Identifikation

Identifikation mit den Eltern

Das gleichgeschlechtliche Elternteil ist für ein Kind natürlich eine sehr wichtige Identifikationsfläche, und unbewusst wird es eine große Zahl von Verhaltensmustern in seiner Kindheit beobachten und unterbewusst zu reproduzieren versuchen.

Dabei gibt es eigentlich zwei klassische Möglichkeiten: es entscheidet sich „für“ dieses Elternteil oder „dagegen“.

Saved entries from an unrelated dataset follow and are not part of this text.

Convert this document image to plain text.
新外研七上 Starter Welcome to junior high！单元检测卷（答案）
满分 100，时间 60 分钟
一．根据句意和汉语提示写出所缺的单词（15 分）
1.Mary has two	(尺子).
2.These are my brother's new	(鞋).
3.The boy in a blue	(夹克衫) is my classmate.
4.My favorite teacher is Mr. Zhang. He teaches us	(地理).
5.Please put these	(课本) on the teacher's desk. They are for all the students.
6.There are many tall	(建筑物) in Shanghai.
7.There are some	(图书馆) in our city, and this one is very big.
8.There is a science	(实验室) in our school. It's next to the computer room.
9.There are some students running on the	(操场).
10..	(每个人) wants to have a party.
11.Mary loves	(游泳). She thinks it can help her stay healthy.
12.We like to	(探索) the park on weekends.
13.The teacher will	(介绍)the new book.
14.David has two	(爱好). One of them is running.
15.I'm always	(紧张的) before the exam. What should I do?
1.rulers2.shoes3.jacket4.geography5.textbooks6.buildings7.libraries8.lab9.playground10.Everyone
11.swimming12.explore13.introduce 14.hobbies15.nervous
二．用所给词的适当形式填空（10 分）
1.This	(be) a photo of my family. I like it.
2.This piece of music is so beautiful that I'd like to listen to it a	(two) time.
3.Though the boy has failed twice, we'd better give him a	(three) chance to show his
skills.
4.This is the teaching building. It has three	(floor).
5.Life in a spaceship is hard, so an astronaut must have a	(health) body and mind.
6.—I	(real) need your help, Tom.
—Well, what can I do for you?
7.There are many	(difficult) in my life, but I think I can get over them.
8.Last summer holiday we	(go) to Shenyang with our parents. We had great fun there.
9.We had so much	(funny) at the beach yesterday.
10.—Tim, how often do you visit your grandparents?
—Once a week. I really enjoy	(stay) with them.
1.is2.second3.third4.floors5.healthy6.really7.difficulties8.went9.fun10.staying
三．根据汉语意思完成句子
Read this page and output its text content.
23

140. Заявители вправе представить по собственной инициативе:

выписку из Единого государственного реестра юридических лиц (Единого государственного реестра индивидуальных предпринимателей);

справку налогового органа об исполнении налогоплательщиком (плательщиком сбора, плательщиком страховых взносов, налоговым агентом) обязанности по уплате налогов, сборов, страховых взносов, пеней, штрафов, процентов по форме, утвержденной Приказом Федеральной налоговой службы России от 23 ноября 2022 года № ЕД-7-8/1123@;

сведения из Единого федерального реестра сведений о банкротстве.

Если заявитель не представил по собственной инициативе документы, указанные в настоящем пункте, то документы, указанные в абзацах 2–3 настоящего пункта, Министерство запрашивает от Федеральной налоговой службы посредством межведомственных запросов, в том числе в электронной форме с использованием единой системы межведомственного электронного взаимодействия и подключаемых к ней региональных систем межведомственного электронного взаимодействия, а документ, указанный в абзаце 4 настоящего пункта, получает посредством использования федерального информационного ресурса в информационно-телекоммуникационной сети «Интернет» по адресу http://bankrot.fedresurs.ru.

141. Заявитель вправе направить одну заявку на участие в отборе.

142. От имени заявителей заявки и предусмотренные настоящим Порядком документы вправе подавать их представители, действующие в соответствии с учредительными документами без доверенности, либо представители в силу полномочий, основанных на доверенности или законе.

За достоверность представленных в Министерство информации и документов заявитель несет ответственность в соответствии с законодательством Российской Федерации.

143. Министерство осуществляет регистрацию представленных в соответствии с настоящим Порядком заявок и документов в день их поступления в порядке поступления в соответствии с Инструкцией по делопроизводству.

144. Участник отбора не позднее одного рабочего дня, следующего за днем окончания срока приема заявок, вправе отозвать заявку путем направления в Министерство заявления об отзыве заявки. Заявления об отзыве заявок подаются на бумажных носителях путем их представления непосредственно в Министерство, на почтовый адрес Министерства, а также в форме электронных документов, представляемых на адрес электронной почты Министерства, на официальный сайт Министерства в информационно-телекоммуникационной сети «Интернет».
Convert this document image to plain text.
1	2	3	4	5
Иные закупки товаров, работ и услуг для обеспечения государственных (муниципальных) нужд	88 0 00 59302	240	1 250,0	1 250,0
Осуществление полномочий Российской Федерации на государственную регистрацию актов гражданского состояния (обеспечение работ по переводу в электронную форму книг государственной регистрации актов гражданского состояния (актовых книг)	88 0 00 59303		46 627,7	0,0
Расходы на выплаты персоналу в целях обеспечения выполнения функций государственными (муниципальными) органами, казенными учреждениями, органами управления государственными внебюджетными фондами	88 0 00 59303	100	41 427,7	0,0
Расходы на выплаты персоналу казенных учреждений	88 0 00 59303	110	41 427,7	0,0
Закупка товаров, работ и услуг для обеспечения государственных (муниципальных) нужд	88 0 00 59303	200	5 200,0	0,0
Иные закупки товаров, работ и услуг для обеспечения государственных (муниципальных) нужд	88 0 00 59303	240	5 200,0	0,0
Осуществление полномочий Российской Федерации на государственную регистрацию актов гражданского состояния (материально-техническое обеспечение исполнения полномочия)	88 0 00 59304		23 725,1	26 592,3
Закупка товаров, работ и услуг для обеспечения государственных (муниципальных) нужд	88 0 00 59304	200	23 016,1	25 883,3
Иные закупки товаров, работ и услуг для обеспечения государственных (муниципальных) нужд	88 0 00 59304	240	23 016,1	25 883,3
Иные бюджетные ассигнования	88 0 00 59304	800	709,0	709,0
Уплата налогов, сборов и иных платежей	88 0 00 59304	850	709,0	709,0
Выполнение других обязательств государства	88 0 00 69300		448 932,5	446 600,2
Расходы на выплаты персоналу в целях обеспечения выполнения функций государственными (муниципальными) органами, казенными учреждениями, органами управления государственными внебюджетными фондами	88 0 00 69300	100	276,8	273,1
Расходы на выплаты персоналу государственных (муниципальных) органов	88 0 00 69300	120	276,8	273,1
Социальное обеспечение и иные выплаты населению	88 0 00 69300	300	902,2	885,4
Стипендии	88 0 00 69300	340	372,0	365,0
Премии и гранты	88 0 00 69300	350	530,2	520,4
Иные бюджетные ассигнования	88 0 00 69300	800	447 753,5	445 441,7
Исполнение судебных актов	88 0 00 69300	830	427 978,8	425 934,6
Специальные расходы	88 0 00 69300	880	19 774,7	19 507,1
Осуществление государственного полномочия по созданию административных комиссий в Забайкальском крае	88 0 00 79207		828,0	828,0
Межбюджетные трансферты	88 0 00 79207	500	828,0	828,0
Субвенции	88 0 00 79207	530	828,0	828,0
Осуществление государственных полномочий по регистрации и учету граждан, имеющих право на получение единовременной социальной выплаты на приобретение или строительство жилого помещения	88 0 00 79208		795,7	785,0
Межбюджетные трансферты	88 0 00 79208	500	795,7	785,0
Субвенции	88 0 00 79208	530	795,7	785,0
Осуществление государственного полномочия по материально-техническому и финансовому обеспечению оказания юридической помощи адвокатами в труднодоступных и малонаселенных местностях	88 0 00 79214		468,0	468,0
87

Erscheint dem Kind das Vorbild positiv, erstrebenswert oder wenigstens respektabel, so wird es sich oft für das Kopieren der Verhaltensmuter „entscheiden“. Das führt zum einen dazu, dass eine starke Identifikation mit diesem Elternteil erfolgt, die im Unterbewusstsein oft so tief verankert wird, dass im Erwachsenenleben später noch Auswirkungen bestehen.


 



Die „Überbrückungsphase“ der Pubertät kann geprägt sein von starken Widerständen gegen diese Vorbilder, doch nach der Überwindung dieser Phase wird es auf dem einen oder anderen Weg wieder zu einer Annäherung kommen.

Lehnt das Kind diese Identifikation hingegen ab, so wird es eventuell versuchen, sich am anderen Elternteil zu orientieren und wird sich stärker seinen Vorstellungen, Verhaltensmustern und Werten anpassen.